Marlon Brando incarne un homme maléfique dans ce conte pervers se situant avant les événements paranormaux racontés dans Les Innocents…
THE NIGHTCOMERS
1971 – GB
Réalisé par Michael Winner
Avec Marlon Brando, Stephanie Beacham, Thora Hird, Harry Andrews, Verna Harvey, Christopher Ellis
THEMA ENFANTS
Sulfureuse, subversive et ouvertement malsaine, cette œuvre britannique est conçue comme une « préquelle » du fameux roman d’Henry James « Le Tour d’Ecrou », dont la plus célèbre adaptation cinématographique fut Les Innocents de Jack Clayton, en 1961. Un an avant Le Parrain, Marlon Brando incarne ici l’un des rôles les plus étonnants et les plus injustement méconnus de sa prolifique carrière. Malgré sa réputation d’acteur « difficile », Michael Winner a toujours affirmé s’être fort bien entendu avec Brando, refusant poliment certaines de ses demandes excentriques (comme réécrire tout le scénario pendant le tournage) et le poussant même dans ses retranchements pour obtenir certaines performances (l’une de ses scènes fut ainsi tournée alors qu’il était totalement ivre). Nimbé d’une déliquescente duplicité, affublé d’un accent irlandais qui rend ses répliques à peine intelligibles, le futur Don Corleone de Francis Coppola incarne Peter Quint, palefrenier et homme à tout faire d’une grande propriété victorienne dont les propriétaires viennent de mourir, laissant derrière eux deux jeunes orphelins, Miles (Christopher Ellis) et Flora (Verna Harvey). Ces derniers sont confiés aux bons soins de la perceptrice Miss Jessel, incarnée par Stephanie Beacham, future héroïne de Dracula 73, après que Jennie Linden ait refusé un rôle aussi peu orthodoxe.

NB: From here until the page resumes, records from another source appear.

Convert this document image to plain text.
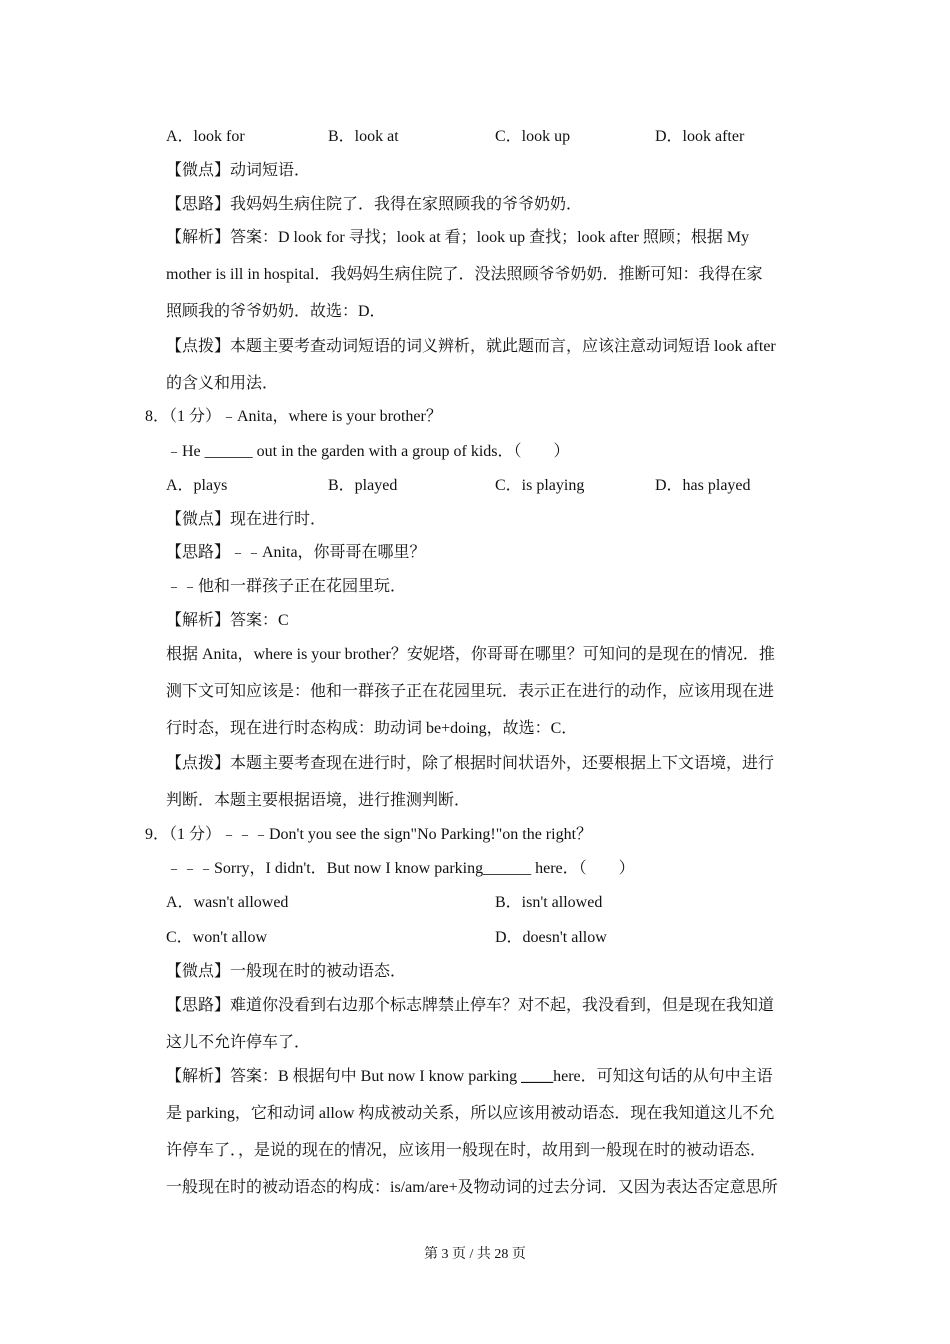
A．look for	B．look at	C．look up	D．look after
【微点】动词短语．
【思路】我妈妈生病住院了．我得在家照顾我的爷爷奶奶．
【解析】答案：D look for 寻找；look at 看；look up 查找；look after 照顾；根据 My
mother is ill in hospital．我妈妈生病住院了．没法照顾爷爷奶奶．推断可知：我得在家
照顾我的爷爷奶奶．故选：D．
【点拨】本题主要考查动词短语的词义辨析，就此题而言，应该注意动词短语 look after
的含义和用法．
8．（1 分）﹣Anita，where is your brother？
﹣He ______ out in the garden with a group of kids．（　　）
A．plays	B．played	C．is playing	D．has played
【微点】现在进行时．
【思路】﹣﹣Anita，你哥哥在哪里？
﹣﹣他和一群孩子正在花园里玩．
【解析】答案：C
根据 Anita，where is your brother？安妮塔，你哥哥在哪里？可知问的是现在的情况．推
测下文可知应该是：他和一群孩子正在花园里玩．表示正在进行的动作，应该用现在进
行时态，现在进行时态构成：助动词 be+doing，故选：C．
【点拨】本题主要考查现在进行时，除了根据时间状语外，还要根据上下文语境，进行
判断．本题主要根据语境，进行推测判断．
9．（1 分）﹣﹣﹣Don't you see the sign"No Parking!"on the right？
﹣﹣﹣Sorry，I didn't．But now I know parking______ here．（　　）
A．wasn't allowed	B．isn't allowed
C．won't allow	D．doesn't allow
【微点】一般现在时的被动语态．
【思路】难道你没看到右边那个标志牌禁止停车？对不起，我没看到，但是现在我知道
这儿不允许停车了．
【解析】答案：B 根据句中 But now I know parking ____here．可知这句话的从句中主语
是 parking，它和动词 allow 构成被动关系，所以应该用被动语态．现在我知道这儿不允
许停车了．，是说的现在的情况，应该用一般现在时，故用到一般现在时的被动语态．
一般现在时的被动语态的构成：is/am/are+及物动词的过去分词．又因为表达否定意思所
第 3 页 / 共 28 页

Mais c’est auprès de Quint que Miles et Flora découvrent toutes les expériences que les adultes camouflent d’ordinaire aux enfants. Ils apprennent ainsi les mystères de la vie, de la mort, de l’amour et de la haine, à travers cet homme à la moralité douteuse et aux penchants cruels. Peu à peu corrompus, les têtes blondes parachèvent ce douteux apprentissage en assistant aux ébats violents et sadomasochistes de Quint avec Miss Jessel. Miles et Flora s’amusent alors à recréer dans leur chambre à coucher les expériences érotiques de la perceptrice et du palefrenier, sous les yeux épouvantés de la vieille gouvernante de la maison, Madame Grose (Thora Hird), qui décide de faire renvoyer Quint et Jessel. Incapables d’empêcher cette irrévocable décision, perdant toute notion du bien et du mal, nos charmants bambins se mettent alors en tête de permettre aux amants de rester liés pour l’éternité… en les tuant !
Le parrain du mal
Ainsi, dans Le Corrupteur, le mal s’immisce progressivement, tel un virus, et gagne peu à peu l’esprit malléable des deux enfants. Mais l’œuvre de Michael Winner est surtout une fronde lancée contre les institutions rigoristes et aristocratiques, propices au développement des perversités de Peter Quint dont il sera l’ultime victime. Tous parfaits, les comédiens servent à merveille ce scénario audacieux, qui souffre tout de même d’un rythme un peu languissant, en accord il est vrai avec la triste campagne anglaise embrumée dans laquelle se traîne l’intrigue. Le Corrupteur reçut un accueil des plus mitigés au moment de sa sortie, dans la mesure où les amateurs du roman d’Henry James et du film de Jack Clayton ne souhaitaient pas qu’on leur montre de manière aussi explicite les événements précédant ceux décrits dans « Le Tour d’Ecrou ». Le mystère et le travail d’imagination du lecteur/spectateur étaient en effet très sollicités dans l’œuvre initiale. Or Winner n’en a cure ici, ce qui n’ôte rien aux qualités formelles de son film.